Com as intervenções de literacia em saúde surge a necessidade de avaliação das mesmas. É necessário o desenvolvimento de ferramentas de medição de literacia em saúde, ainda que se reconheça que este procedimento é complexo. Na sua avaliação da literacia em saúde de idosos, Eronen et al. (2019) sublinham os muitos desafios que os investigadores de enfermagem podem ter de enfrentar ao medir este determinante crítico de saúde. Inicialmente, os investigadores aplicavam medidas objetivas, como a REALM, no âmbito da investigação em idosos (Kobayashi et al., 2016). Posteriormente, começaram a surgir instrumentos de medição subjetiva e abrangente. Uma delas, a HLS-EU, originalmente desenvolvida e validada na Europa, é agora amplamente utilizada em todo o mundo. A HLS-EU fornece uma escala centrada em competências específicas de tarefas, tais como a prevenção de doenças e a promoção da saúde.

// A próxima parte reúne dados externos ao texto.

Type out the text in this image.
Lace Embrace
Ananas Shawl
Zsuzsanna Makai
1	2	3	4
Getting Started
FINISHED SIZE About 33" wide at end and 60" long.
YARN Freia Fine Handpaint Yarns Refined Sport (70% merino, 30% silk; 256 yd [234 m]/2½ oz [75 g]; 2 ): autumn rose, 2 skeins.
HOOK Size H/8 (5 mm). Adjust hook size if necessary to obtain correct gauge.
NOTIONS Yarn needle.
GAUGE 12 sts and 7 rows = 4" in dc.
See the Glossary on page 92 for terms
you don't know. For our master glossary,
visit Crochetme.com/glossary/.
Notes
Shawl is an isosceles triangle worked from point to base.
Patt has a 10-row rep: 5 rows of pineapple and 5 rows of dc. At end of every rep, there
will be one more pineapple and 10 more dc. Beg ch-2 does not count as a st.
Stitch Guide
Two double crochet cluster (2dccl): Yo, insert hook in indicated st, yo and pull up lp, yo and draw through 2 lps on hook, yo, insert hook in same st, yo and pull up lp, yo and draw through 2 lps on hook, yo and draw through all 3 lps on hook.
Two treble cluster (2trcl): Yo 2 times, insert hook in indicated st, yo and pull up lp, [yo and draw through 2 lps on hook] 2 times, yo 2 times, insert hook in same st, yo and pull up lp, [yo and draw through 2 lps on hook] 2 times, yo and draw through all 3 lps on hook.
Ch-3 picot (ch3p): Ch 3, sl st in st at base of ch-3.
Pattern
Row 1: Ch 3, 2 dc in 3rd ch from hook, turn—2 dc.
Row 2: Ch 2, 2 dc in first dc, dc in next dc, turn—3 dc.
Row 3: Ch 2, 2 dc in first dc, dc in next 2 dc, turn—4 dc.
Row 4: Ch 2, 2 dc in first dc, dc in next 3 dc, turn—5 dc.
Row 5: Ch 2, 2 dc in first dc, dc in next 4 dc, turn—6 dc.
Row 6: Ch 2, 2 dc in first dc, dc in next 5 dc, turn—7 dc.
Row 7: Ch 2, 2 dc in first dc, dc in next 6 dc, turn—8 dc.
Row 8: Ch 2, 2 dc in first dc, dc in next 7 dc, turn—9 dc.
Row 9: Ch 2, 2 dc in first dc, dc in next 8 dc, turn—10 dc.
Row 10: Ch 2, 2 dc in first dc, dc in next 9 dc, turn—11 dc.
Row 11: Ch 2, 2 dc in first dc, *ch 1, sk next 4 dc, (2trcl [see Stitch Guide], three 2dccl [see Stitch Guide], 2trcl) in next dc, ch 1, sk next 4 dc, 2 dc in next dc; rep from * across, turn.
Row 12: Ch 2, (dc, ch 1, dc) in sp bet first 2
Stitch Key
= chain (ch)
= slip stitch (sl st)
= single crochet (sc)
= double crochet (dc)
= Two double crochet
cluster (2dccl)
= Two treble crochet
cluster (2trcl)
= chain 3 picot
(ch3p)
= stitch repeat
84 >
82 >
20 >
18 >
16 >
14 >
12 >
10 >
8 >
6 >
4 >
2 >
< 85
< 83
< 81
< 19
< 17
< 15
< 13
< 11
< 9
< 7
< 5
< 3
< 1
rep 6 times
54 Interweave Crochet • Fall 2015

A WHO defende o papel fundamental que a literacia em saúde desempenha no desenvolvimento do empoderamento e da resiliência (Kickbusch et al., 2013).

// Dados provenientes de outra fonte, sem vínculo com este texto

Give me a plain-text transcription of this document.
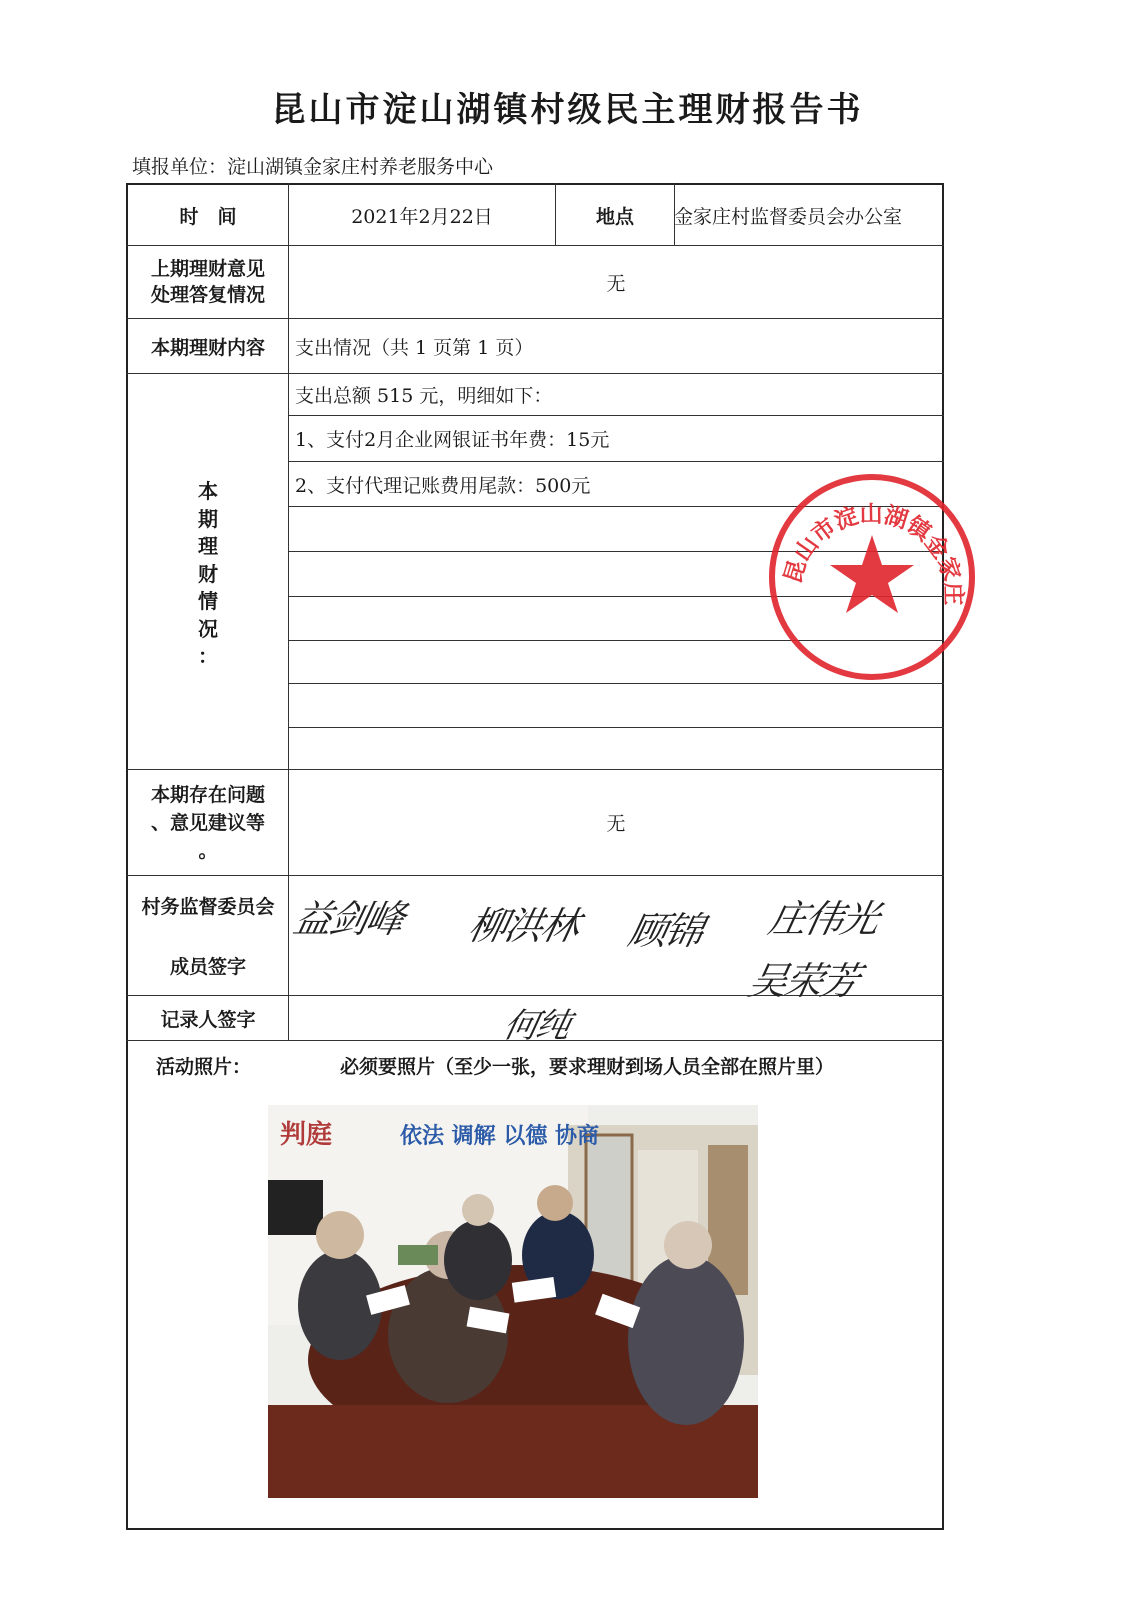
昆山市淀山湖镇村级民主理财报告书
填报单位：淀山湖镇金家庄村养老服务中心
时　间	2021年2月22日	地点	金家庄村监督委员会办公室
上期理财意见
处理答复情况
无
本期理财内容	支出情况（共 1 页第 1 页）
本
期
理
财
情
况
：
支出总额 515 元，明细如下：
1、支付2月企业网银证书年费：15元
2、支付代理记账费用尾款：500元
本期存在问题
、意见建议等
。
无
村务监督委员会
成员签字
益剑峰 柳洪林 顾锦 庄伟光
吴荣芳
记录人签字	何纯
活动照片：	必须要照片（至少一张，要求理财到场人员全部在照片里）
昆山市淀山湖镇金家庄
判庭	依法 调解 以德 协商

Neste sentido, o empoderamento é um processo através do qual as pessoas ganham mais controlo sobre as suas vidas, a sua saúde, e os seus determinantes. Através do empoderamento, os programas de literacia em saúde contribuem para democratizar o sistema de saúde e para alcançar um compromisso mais forte com a saúde e o bem-estar das comunidades e da sociedade em geral. A resiliência pode ser vista como uma forma de adaptação, recuperação e ressurgimento perante a adversidade. Dentro de ambas as perspetivas, a literacia em saúde deve ser encarada como uma mais-valia para os indivíduos e comunidades. Assim, qualquer investimento feito para reforçar a literacia em saúde pode produzir um retorno substancial na melhoria da saúde e bem-estar (Abel & Frohlich, 2021).
Associada aos recursos sociais apropriados, a literacia em saúde pode tornar-se um ativo valioso no processo de tornar as pessoas mais empoderadas e resilientes.
Muitas vezes negligenciada, a literacia em saúde é um conceito fundamental que pode melhorar a experiência do utente. Este editorial pretende chamar à atenção para alguns aspetos atuais da literacia em saúde em enfermagem. Globalmente, a literacia em saúde tornou-se um dos mais importantes determinantes da saúde, tem potencial para melhorar os resultados de saúde e pode revelar-se essencial para o desenvolvimento da resiliência e do empoderamento da população em geral. A COVID-19 sublinhou a importância da literacia em saúde em todo o mundo, sendo merecida e urgentemente necessária uma maior atenção à gestão, investigação e educação deste importante determinante social da saúde em enfermagem. De modo a assegurar a prestação eficaz de uma prática de literacia em saúde baseada em evidências, é essencial uma investigação de alta qualidade, e os enfermeiros ocupam uma posição privilegiada para conduzirem esta investigação.